Pre deal, SKT is said to have run a debt to EBITDA ratio of 0.9 times and EBITA/interest coverage ratio of 15 times. Last month, the group reported strong fourth quarter figures, that showed a 169% rise in net income to Won433 billion thanks to expanding mobile data usage and increasing MOU. Both EBITDA margins and ROE remained high at respectively 49.3% and 35.8%.

During 2004, the group has issued guidance that revenues should rise about 7% and ARPU about 3%.

The next bond from Korea is expected to be Korea Highway Corp, which will begin roadshows in Singapore on Monday, followed by Hong Kong Tuesday and New York Wednesday. The group is hoping to raise $500 million from a 10-year bond via Citigroup, Deutsche Bank and JPMorgan.

Citi and Deutsche were lead managers of the sovereign rated group's inaugural bond in June 2003. Korea Highway has a fairly heavy capex schedule over the coming few years and prefers longer-term funding to meet its project requirements.

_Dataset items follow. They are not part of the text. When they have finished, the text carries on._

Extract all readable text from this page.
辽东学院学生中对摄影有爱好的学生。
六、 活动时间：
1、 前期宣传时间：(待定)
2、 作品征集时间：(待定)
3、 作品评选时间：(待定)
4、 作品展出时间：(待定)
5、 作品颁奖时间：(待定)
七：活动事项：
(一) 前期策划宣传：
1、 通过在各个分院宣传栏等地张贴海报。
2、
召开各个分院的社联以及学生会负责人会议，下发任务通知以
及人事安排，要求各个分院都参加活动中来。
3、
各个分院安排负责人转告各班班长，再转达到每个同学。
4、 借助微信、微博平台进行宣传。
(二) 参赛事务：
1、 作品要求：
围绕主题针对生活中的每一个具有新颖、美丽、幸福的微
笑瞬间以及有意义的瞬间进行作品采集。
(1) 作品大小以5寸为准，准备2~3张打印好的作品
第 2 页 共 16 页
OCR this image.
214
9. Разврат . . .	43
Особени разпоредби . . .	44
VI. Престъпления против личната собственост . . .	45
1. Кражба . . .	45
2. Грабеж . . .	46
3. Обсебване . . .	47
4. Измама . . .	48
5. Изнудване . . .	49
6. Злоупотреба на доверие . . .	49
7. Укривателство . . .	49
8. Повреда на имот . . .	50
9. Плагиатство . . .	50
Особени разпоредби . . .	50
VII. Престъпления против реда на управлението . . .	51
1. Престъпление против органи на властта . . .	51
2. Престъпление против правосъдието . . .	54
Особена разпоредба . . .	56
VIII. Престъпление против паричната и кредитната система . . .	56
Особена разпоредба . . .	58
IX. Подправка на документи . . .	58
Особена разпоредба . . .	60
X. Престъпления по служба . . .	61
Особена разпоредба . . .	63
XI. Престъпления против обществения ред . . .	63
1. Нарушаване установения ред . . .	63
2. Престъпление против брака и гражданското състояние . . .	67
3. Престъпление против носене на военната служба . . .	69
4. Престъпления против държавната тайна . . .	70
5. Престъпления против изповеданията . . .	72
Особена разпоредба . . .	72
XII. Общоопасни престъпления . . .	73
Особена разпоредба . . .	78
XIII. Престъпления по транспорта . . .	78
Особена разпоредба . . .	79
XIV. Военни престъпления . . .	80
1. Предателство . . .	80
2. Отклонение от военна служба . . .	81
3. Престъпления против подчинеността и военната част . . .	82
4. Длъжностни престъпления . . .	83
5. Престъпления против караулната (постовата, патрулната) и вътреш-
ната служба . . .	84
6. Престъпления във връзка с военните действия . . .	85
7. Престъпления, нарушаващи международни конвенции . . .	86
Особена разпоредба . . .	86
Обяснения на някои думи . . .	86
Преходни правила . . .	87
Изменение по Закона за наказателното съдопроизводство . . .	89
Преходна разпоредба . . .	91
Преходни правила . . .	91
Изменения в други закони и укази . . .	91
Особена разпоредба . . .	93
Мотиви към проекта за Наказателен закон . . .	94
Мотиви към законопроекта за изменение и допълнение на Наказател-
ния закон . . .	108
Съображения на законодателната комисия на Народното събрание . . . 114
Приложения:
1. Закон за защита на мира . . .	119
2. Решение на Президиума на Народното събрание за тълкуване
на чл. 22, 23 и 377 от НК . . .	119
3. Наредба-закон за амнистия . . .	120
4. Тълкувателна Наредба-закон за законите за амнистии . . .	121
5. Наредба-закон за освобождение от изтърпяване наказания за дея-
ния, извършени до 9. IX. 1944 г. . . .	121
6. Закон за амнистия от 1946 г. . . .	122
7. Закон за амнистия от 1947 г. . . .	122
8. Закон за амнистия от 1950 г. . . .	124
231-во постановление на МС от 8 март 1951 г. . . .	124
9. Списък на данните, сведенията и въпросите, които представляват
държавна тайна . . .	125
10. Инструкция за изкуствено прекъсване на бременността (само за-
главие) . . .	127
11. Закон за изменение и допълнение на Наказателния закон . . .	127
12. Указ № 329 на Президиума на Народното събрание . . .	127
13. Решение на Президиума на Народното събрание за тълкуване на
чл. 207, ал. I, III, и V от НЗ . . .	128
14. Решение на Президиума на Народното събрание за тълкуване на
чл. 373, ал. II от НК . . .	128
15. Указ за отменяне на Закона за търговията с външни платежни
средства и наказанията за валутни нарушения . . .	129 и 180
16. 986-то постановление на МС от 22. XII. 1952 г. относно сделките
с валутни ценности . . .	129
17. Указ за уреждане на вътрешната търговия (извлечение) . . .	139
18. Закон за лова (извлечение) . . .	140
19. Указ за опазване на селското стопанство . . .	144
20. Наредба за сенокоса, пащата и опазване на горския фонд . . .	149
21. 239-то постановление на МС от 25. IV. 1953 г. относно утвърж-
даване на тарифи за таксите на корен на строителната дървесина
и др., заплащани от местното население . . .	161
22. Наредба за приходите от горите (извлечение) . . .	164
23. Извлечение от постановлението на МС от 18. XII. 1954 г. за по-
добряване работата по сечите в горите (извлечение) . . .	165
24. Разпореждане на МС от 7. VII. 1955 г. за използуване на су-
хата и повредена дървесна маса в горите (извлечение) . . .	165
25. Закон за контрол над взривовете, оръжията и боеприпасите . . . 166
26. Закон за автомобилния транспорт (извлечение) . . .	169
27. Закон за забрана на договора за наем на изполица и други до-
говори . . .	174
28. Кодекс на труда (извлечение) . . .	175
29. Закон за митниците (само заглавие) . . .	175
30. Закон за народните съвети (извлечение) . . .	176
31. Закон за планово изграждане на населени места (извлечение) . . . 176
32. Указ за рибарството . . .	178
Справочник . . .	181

Its debut deal was also a $500 million, 10-year. Pricing came at 99.066% on a coupon of 4.9% to yield 5.02% or 158bp over Treasuries. At the time, it represented a 56bp pick-up to the sovereign.

Today Korea Highway is trading around the 4.77% level to yield about 101bp over Treasuries or 79bp over Libor. This represents a 37bp pick-up to the Republic of Korea's 2013 bond.

The sovereign itself has formalised plans for a non-deal roadshow during the last week of April. Six banks have been mandated to arrange presentations, with Deutsche Bank and JPMorgan handling Asia, Barclays and UBS Europe and Citigroup and Goldman Sachs, the US.

The team will be lead by Deputy Prime Minister and MoFE (Ministry of Finance and Economy) head Lee Hun-jai. A new sovereign bond is expected shortly after although the government has not yet made a final decision despite receiving National Assembly approval for a new issue.